American journalist Peter Costantini, who has followed Haitian history for years, has written a letter to the multinational company Monsanto to revisit their gift of chemically and genetically modified seeds to Haiti, which has raised objections from Haitian farmers. In an open letter to the CEO of Monsanto, Hugh Grant, Seattle Times journalist invites the industry to take steps to understand that this gift does not correspond to the needs of Haiti’s farmers and agricultural development. See excerpts with a link to the full letter (published by The Huffington Post) below:
As you are no doubt aware, your offer to donate hybrid corn and vegetable seeds has stirred up quite a controversy in Haiti. I’d like to call your attention to an article I wrote on this issue recently for Inter Press Service.
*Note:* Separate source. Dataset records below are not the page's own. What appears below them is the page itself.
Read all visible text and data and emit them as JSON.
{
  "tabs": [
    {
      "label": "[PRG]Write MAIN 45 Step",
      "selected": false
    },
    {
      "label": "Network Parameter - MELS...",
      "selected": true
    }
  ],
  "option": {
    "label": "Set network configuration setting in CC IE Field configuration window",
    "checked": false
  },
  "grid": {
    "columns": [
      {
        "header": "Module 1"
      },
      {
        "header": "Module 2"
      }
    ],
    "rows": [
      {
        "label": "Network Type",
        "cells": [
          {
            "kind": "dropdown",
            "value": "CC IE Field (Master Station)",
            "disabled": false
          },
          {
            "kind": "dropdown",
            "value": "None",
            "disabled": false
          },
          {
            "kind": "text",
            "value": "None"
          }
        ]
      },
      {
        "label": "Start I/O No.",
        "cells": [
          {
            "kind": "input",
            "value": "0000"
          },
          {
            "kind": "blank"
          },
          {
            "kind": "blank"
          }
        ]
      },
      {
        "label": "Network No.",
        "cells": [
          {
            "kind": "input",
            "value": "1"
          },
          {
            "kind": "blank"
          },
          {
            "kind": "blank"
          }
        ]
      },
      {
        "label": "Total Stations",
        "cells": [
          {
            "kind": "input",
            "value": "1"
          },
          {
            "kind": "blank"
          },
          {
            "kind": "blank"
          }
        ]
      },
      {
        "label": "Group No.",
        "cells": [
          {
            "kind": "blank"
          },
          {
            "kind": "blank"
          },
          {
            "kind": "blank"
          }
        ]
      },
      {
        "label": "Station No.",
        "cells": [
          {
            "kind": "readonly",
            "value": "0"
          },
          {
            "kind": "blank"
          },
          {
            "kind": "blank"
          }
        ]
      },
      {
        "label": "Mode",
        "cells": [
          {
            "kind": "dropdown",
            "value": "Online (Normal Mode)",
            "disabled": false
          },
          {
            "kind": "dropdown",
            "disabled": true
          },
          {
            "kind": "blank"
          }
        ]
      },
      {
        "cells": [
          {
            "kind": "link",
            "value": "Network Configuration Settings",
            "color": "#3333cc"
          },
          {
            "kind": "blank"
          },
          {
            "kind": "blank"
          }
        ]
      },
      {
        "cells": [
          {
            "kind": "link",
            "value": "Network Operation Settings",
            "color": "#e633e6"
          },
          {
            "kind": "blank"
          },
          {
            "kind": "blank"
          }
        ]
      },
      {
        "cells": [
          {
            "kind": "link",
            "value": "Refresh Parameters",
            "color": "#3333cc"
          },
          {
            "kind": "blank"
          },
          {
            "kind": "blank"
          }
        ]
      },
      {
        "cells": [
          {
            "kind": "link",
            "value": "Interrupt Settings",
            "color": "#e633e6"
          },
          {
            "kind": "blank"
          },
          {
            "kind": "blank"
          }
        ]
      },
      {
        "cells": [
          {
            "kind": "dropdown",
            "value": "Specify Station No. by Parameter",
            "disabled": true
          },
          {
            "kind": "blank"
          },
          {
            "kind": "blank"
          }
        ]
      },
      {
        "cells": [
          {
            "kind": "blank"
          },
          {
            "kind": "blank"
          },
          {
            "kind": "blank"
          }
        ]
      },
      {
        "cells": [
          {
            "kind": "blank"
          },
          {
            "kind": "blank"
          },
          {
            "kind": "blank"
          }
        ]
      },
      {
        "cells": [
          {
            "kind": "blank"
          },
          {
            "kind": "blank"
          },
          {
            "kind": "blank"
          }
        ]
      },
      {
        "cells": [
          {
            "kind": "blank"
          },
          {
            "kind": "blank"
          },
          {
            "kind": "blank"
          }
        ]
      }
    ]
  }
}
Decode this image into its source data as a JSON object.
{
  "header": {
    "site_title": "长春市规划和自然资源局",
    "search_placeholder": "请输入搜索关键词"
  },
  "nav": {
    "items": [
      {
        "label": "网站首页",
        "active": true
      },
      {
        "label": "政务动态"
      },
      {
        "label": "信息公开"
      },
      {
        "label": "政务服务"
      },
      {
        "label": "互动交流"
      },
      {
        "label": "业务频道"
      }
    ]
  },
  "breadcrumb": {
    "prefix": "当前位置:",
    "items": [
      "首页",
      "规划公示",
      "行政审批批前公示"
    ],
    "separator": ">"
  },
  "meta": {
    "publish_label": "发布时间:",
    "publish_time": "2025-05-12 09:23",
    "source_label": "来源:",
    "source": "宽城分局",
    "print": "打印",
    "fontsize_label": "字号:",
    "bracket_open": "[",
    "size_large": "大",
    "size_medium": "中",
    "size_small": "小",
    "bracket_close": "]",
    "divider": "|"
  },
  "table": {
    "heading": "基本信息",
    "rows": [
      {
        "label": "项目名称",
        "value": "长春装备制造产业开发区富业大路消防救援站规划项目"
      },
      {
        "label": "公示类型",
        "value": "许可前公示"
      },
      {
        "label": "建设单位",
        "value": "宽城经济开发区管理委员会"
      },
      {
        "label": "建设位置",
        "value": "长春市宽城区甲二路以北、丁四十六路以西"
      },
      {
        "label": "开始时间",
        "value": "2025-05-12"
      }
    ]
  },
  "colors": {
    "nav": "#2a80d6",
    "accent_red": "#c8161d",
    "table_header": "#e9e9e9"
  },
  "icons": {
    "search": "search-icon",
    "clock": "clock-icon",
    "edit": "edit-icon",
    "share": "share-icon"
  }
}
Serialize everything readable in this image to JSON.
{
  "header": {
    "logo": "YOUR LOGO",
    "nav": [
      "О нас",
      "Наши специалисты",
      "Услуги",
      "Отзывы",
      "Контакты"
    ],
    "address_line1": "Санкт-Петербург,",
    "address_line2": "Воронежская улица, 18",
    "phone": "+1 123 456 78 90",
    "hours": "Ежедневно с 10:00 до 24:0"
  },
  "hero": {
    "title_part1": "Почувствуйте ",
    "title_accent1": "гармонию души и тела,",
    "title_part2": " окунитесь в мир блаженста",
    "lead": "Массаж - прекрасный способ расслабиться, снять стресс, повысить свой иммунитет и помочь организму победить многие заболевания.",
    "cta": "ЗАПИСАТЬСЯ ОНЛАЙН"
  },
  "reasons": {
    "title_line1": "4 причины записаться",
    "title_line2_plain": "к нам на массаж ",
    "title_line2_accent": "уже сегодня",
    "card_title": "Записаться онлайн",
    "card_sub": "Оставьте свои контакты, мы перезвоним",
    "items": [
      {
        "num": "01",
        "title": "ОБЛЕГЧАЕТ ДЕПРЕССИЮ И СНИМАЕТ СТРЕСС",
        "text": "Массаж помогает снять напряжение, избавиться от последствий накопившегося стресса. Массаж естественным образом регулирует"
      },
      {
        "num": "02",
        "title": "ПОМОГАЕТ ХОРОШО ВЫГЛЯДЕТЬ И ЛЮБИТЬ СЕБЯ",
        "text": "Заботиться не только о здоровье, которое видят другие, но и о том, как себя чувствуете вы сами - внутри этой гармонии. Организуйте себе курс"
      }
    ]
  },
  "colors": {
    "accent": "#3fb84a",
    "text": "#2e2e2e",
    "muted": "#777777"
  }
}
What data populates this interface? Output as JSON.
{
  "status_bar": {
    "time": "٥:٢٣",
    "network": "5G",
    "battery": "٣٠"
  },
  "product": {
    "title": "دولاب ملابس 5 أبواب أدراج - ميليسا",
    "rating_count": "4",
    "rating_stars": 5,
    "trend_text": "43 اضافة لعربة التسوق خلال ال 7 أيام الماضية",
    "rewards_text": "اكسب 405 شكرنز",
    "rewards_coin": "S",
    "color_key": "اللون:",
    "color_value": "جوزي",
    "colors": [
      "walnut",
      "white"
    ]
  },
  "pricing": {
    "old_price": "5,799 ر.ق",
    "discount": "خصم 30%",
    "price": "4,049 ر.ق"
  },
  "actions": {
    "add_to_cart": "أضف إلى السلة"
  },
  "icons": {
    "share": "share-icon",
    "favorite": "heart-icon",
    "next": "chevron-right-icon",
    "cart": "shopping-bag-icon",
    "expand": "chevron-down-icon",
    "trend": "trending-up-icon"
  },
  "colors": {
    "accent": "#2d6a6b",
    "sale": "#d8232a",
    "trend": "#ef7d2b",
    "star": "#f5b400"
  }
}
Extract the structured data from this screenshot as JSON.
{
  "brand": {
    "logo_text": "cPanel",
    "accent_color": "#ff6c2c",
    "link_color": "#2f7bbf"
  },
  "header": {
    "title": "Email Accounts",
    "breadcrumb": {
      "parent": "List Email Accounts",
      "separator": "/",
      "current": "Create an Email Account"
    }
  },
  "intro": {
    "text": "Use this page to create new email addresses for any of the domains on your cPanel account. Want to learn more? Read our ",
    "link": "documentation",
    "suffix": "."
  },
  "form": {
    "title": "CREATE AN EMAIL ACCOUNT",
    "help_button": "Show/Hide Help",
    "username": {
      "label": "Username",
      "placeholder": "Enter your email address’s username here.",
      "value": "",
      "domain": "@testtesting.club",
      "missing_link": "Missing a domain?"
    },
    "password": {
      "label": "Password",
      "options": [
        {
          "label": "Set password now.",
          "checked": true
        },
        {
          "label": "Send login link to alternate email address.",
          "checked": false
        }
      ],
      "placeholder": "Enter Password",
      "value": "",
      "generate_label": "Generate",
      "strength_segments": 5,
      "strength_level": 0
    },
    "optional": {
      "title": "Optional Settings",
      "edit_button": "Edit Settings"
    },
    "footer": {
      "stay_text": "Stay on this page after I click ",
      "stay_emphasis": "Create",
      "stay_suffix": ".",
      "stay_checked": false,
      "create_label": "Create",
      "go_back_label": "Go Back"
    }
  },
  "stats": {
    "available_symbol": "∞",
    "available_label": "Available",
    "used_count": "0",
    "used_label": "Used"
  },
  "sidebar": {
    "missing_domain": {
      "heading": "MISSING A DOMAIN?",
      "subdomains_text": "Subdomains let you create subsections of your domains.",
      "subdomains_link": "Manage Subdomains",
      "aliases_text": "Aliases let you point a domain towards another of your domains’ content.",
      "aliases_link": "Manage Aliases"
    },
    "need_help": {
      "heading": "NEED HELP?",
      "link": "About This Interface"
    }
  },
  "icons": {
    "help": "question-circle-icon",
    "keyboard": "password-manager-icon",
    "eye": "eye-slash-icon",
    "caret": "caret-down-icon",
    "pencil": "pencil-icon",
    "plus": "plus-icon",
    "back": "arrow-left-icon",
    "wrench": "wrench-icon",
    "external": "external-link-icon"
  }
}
[. . .] During my time in Haiti, I encountered large, sophisticated organizations of peasant farmers there that were very happy to talk to me. And there are plenty of smart, experienced Haitian agronomists and economists who are in intimate contact with realities in the fields. [Here, Constantini provides information on important groups such as Mouvman Peyizan Papay (MPP – Peasant Movement of Papaye) and Plateforme Haïtienne de Plaidoyer pour un Développement Alternatif (PAPDA – H-aitian Platform to Argue for Alternative Development) and provides documents crucial to understanding Haiti’s experiences with agricultural policies, such as Haiti’s Piggy Bank, A Future for Agriculture, a Future for Haiti, Aiding Haiti: Let’s get it right this time and A Rapid Seed Assessment in the Southern Department of Haiti.]
[. . .] Bill Clinton recently apologized before the U.S. Senate for the U.S. trade and aid policies that led to the destruction of Haiti’s capacity to feed itself. Monsanto is a charter member of the industrial-agricultural complex that has long driven those policies in the U.S. government and international institutions, exploiting every opening to break down local agriculture and open the floodgates for subsidized U.S. products and technologies. The large-scale export agriculture model imposed on Haiti then seems to be exactly what you are promoting with the donation of hybrid seeds. Or can you propose a way Haitian farmers could use them that would not ultimately end up costing most of them more than they can afford and driving them off the land?
Unfortunately, Monsanto’s own corporate history doesn’t inspire a lot of trust, and Haitian farmers are not alone in their skepticism of your model and embrace of alternatives. Beginning with its production of the carcinogenic defoliant Agent Orange during the Vietnam War, Monsanto has been a lightning rod for criticisms by environmental, agricultural and public-health groups. In a more recent example, your company reportedly provided the potent herbicide Roundup Ultra to the U.S. government for anti-drug fumigation efforts in Colombia, drawing criticism from community and human rights groups there that the chemical destroys their food crops, poisons their water, and has led to increases in cancer and birth defects.
Your lawsuits against small farmers who protest that their fields have been contaminated by neighboring Roundup Ready GMO crops have not made you a lot of friends. Monsanto’s genetically modified alfalfa has been challenged all the way to the U.S. Supreme Court in Monsanto v. Geertson Seed Farms, with mixed results, and will no doubt face further opposition.
Perhaps you’d like to put all this behind you. So would small farmers around the world, who can’t afford to forget that history because it frequently comes back to bite them.
The peasant organizations at the demonstration in Hinche weren’t simply rejecting your model of agriculture: they are proposing an integrated one of their own. After burning the batch of Monsanto seeds, they handed out native Creole seeds to the farmers there. Haitian small farmers have centuries of experience breeding and saving seeds that grow well in the Haitian climate and their own local ecosystems. To measure their value, you have to take into account the environmental, economic and social externalities that imported hybrid seeds, synthetic fertilizers and pesticides often introduce. To increase their productivity, Haitian farmers need virtually everything except imported seeds: hand tools, locally produced fertilizer, machinery, livestock, irrigation, storage and processing facilities, roads to get their products to market, and reforestation to reduce flooding. From a macroeconomic point of view, Haiti desperately needs to grow its domestic markets and suppliers, not import new products, such as your seeds, that they previously produced themselves.
[. . .] If Bill Clinton can apologize for his role in destroying the capacity of Haiti to feed itself, can you take a cue from him and reverse your course in Haiti before Monsanto compounds the damage?